Remembering our discussion on the degree of hydration and the size and valence of the ion, you will recall that divalent or trivalent cations are not as highly hydrated as the monovalent cations. So, if we introduce Ca++ or Al+++ to exchange with the monovalent sodium, not only are we replacing 2 or 3 Na ions and satisfying 2 or 3 negative charges on the particle, the bond is a stronger one because the distance between the polyvalent cations and the charge source is smaller than it was for Na. The net negativity of the particle is reduced sufficiently so that the clay particles tend to be attracted to each other through the action of Van derWaal's forces.
Thus, we have particle collisions and coagulation, the particles flocculate into large aggregates, forming the basis of structure. In a laboratory cylinder, the floccules settle to the bottom of the cylinder after coagulating. Flocculation of clay in the soil forms clay coatings or skins on ped surfaces. Calcium is a strong flocculating agent. The clay coats promote coherence of sand and silt particles which have no surface activity, and enhances the formation of clay aggregates as cementing agents, all together contributing to structure formation. Where this process predominates in the presence of organic matter, granular structure is readily formed. The binding effects of roots, freezing and thawing cycles and wetting and drying cycles also contribute to structure formation by causing shrinking and swelling of the soil. Microbial gums and slimes act as cementing agents for structural aggregates as well.

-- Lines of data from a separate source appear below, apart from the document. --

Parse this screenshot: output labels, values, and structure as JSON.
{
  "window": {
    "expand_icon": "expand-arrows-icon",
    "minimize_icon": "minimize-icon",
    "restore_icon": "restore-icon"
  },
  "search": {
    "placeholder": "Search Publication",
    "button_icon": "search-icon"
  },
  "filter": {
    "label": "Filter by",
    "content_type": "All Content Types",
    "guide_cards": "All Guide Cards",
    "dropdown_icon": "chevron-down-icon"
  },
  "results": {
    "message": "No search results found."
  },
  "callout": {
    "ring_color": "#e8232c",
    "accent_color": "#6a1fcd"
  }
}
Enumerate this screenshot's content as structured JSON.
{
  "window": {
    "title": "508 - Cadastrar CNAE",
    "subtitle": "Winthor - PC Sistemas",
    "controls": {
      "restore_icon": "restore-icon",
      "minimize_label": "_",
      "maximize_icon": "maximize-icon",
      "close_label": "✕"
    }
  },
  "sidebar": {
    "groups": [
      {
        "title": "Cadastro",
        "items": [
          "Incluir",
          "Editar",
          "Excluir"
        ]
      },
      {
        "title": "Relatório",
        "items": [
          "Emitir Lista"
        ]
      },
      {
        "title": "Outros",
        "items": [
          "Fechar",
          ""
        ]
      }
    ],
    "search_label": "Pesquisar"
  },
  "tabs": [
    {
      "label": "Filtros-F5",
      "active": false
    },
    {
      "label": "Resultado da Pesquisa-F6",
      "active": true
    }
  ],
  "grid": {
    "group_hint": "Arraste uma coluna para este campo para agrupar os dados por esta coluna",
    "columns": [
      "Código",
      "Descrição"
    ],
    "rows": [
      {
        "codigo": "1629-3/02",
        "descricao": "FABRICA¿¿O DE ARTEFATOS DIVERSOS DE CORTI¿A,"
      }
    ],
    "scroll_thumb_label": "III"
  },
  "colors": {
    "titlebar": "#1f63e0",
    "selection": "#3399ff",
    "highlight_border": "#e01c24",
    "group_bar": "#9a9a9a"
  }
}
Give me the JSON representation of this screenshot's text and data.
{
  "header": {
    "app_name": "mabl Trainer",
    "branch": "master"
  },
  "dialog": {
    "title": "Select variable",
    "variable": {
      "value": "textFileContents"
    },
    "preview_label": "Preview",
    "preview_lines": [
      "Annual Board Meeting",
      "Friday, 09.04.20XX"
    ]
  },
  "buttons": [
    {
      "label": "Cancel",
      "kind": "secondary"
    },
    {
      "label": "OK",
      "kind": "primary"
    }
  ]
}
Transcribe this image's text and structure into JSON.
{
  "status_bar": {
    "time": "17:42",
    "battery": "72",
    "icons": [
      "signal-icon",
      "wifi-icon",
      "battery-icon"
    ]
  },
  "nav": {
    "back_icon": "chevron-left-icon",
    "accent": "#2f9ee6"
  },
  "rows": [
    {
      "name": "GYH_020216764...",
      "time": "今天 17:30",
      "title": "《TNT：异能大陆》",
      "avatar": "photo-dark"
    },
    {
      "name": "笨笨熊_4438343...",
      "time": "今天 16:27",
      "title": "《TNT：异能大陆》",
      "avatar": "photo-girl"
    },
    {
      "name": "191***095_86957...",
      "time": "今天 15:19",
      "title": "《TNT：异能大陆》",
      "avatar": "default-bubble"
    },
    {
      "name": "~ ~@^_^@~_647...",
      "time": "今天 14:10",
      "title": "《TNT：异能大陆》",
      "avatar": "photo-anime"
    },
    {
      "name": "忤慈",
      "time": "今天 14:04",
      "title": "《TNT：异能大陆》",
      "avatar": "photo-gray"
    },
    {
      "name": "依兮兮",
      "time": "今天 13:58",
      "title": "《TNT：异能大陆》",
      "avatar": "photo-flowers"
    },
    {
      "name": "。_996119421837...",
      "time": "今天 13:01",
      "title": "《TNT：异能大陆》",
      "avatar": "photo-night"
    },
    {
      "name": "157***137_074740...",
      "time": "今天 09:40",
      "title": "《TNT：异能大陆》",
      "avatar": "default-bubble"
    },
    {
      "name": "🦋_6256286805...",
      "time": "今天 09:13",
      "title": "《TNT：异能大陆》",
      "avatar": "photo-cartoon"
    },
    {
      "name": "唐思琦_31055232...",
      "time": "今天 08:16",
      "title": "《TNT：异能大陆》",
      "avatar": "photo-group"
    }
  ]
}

Finally, the soil cation exchange capacity is a reservoir for plant-available nutrients. The action is at the interface where soil colloid meets root colloid in a bath of soil solution! Our challenge is to focus on the action by some type of instant replay with the aim of developing a better understanding of the game being played. This exercise is an important one in the course, so you should attempt to master the material.